On Sept. 17, U.S. Attorney General Eric Holder raised the prospect of amending FIRREA — the Financial Institutions Reform, Recovery, and Enforcement Act of 1989 — to increase its whistleblower awards with the goal of further incentivizing cooperation in financial fraud cases.[1] While FIRREA has become the U.S. Justice Department’s “go-to” statute for pursuing financial fraud cases, its whistleblower awards are relatively stingy by today’s standards, and they are capped by statute at $1.6 million.
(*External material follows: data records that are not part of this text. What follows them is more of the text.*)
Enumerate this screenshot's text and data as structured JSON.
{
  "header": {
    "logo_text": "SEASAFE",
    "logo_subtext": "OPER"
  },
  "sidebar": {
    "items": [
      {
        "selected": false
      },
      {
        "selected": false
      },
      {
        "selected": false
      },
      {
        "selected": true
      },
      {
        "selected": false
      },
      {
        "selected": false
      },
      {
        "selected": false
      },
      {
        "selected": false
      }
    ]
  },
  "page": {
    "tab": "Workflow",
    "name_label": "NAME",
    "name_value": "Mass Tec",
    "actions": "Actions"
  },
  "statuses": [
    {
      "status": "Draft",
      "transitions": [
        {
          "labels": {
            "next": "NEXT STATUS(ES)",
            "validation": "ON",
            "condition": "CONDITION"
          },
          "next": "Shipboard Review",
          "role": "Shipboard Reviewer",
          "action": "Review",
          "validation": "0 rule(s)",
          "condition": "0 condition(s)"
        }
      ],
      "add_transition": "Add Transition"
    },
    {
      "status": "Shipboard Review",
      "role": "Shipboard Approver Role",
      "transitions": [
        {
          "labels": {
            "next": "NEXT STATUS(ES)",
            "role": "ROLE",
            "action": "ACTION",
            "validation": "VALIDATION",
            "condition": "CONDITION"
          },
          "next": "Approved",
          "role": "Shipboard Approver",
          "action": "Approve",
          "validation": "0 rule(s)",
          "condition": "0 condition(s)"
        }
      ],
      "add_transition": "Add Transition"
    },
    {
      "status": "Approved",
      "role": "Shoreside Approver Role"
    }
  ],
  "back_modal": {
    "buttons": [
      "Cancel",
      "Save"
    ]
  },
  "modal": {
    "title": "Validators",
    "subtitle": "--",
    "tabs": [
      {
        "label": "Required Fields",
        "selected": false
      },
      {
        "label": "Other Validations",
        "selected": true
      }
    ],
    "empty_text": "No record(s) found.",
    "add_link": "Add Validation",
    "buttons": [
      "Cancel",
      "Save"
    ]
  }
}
In contrast, the department’s other key civil fraud statute — the False Claims Act — authorizes whistleblower awards up to 30 percent of the government’s recovery, without limit.

The attorney general’s proposal, which would bring FIRREA awards in line with FCA awards, comes at a time of staggeringly high FIRREA penalties. Indeed, in the last year, the government has recovered or been awarded FIRREA penalties exceeding $1 billion on three occasions, including a recent penalty of $5 billion.[2] As the debate over the attorney general’s proposal begins, these staggering penalties raise an important question: In a world of multibillion dollar FIRREA penalties, are whistleblower bounties of hundreds of millions of dollars — or even billions of dollars — really necessary to encourage corporate insiders to blow the whistle on fraud?